An example of an aberration correction optical system including a convex lens 31 and a convex lens 31 will be shown in detail. In this example, the rear surface lea of the substrate 1B from which the light beam 13'' is emitted is also formed as a surface having negative refractive power, and constitutes a part of the correction optical system. It shows the distance between surfaces, and the unit is mm.In addition, in this example, the refractive index of the substrate 1B, concave lens 30, and convex lens 31 is 2.202.1.5151.1.7786, respectively.In addition, in the figure, rl %rs The table below shows the radius of curvature of each surface.

Naomen r! is the FGC 21 installation surface, and in this example, its focal length is 2206.63 mm, so this value is shown as the radius of curvature of the surface r1.

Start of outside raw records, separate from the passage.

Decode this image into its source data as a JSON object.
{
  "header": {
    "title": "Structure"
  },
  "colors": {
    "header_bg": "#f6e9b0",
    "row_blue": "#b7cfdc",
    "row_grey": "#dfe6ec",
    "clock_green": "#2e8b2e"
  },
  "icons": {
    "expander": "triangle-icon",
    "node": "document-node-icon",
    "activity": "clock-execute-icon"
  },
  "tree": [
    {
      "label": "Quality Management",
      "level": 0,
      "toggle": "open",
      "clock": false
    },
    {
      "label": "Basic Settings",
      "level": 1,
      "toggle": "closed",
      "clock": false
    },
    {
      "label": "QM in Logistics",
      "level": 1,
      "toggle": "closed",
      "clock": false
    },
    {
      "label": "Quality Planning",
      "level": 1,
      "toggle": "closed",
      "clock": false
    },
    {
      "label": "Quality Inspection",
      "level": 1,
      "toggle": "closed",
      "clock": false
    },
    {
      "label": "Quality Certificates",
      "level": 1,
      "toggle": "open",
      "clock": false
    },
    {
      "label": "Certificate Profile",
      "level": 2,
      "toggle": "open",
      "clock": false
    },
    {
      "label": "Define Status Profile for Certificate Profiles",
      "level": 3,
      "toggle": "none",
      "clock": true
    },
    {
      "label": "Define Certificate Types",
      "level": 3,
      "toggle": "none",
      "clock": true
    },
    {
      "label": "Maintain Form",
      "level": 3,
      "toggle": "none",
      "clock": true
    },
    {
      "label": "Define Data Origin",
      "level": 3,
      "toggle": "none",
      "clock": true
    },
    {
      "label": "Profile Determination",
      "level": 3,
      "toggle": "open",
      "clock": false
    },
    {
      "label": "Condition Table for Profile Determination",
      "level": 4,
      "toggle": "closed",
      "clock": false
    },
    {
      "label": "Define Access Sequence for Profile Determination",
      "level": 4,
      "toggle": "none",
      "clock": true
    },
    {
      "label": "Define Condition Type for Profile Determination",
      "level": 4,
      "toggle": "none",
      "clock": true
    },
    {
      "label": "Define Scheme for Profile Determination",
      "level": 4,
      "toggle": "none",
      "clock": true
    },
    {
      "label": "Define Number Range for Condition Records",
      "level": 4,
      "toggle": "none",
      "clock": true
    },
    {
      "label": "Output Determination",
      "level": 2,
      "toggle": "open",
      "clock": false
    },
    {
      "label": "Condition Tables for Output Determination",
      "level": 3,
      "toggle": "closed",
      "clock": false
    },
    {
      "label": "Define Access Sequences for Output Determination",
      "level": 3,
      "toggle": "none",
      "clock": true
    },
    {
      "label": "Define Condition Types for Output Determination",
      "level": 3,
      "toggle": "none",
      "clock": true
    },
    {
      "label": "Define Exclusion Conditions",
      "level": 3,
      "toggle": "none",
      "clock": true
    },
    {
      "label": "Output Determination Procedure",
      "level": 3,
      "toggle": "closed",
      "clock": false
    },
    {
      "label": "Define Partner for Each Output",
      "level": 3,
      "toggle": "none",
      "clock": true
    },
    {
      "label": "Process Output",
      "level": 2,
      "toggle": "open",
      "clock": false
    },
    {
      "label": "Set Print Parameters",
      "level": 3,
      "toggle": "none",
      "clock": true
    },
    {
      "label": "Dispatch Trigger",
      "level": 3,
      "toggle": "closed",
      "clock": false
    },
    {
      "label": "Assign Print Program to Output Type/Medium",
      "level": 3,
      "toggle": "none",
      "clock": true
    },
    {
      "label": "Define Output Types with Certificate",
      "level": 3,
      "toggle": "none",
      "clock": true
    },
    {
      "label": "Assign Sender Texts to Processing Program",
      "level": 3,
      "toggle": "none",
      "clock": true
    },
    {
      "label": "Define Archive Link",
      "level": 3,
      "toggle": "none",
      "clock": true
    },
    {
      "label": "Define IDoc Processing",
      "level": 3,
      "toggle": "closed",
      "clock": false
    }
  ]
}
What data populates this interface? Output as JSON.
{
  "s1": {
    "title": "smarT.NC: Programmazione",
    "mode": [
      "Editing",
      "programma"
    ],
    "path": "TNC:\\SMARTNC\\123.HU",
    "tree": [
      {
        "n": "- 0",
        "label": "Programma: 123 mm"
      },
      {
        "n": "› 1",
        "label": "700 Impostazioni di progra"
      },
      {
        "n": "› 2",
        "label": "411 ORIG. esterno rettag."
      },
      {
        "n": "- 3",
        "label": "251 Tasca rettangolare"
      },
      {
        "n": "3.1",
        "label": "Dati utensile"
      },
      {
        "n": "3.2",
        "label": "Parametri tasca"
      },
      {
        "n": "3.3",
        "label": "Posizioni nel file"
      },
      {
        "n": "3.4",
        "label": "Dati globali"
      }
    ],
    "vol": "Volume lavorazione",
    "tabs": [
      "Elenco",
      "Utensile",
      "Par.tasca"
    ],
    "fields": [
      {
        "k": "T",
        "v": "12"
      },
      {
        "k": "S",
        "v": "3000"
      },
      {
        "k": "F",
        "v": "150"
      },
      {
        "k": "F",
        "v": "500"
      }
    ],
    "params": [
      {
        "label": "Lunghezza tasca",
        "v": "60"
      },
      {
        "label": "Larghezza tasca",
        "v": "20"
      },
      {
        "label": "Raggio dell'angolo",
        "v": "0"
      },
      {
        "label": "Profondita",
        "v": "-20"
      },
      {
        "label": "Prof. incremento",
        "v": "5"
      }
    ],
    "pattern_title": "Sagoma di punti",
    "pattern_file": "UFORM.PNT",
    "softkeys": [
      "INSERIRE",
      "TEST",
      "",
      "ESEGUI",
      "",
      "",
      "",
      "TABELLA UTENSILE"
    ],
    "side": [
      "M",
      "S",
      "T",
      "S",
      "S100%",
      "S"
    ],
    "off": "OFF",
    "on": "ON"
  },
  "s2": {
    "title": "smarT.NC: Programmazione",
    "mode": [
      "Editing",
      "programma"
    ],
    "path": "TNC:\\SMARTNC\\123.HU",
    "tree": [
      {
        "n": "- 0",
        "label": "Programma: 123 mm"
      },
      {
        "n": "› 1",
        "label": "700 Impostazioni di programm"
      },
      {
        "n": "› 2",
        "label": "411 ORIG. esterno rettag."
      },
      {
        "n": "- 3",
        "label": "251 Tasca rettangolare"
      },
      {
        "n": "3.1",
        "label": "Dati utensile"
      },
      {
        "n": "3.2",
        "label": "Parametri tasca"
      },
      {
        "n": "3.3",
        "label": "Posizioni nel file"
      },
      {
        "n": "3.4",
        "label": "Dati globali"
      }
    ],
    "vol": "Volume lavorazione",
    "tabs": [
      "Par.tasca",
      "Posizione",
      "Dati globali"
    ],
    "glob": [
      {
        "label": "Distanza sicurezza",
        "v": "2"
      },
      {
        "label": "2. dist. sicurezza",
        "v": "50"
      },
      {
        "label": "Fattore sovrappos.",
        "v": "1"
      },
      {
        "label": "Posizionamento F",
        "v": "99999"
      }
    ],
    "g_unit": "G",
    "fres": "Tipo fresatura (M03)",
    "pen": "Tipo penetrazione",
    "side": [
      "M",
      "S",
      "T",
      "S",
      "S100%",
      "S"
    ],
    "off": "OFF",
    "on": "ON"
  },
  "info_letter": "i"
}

An example of the relationship between the amount of field curvature in the main scanning direction and sub-scanning direction after correction by the aberration correction optical system shown in Fig. 3, and the angle θ that the optical axis makes with the scanned surface in Fig. 1. is shown in Figure 4.

Of course, the light beam 13 emitted from the FGC 21
The optical system for correcting the aberrations mentioned above is not limited to those with the above specifications, but can be formed in various ways, similar to the optical systems conventionally used to correct the aberrations of spherical single lenses. be.

(Effects of the Invention) As explained in detail above, in the optical waveguide element of the present invention, the light beam emitting condensing diffraction grating formed on the surface of the optical waveguide for emitting the light beam is By creating a shape where the exit angle is approximately 0°,
The aberration of this emitted light beam can be made almost equal to that when it passes through a single spherical lens. Therefore, according to this optical waveguide element, the above-mentioned aberrations can be removed using a relatively simple aberration correcting optical system consisting of one concave lens, one convex lens, etc., which has been used in the past. Therefore, if the optical waveguide device of the present invention is applied to an optical scanning recording device or the like, the device can be made smaller, lighter, and less expensive.

[Brief explanation of the drawing]

1 and 2 are a side view and a perspective view, respectively, showing an optical waveguide element according to an embodiment of the present invention, FIG. 3 is a side view showing details of the aberration correction optical system in the above embodiment, and FIG. 4 is a graph showing characteristics of field curvature in the above embodiment having the aberration correction optical system shown in FIG. 3. FIG.

Claims (1)

[Scope of Claims] An optical waveguide element in which a light-concentrating diffraction grating is formed on the surface, and guided light is diffracted by the light-concentrating diffraction grating to be focused and emitted to the outside, comprising: An optical waveguide element characterized in that the diffraction grating has a shape such that the emission angle of the light beam emitted from the central position in the direction in which the gratings are arranged is approximately 0°.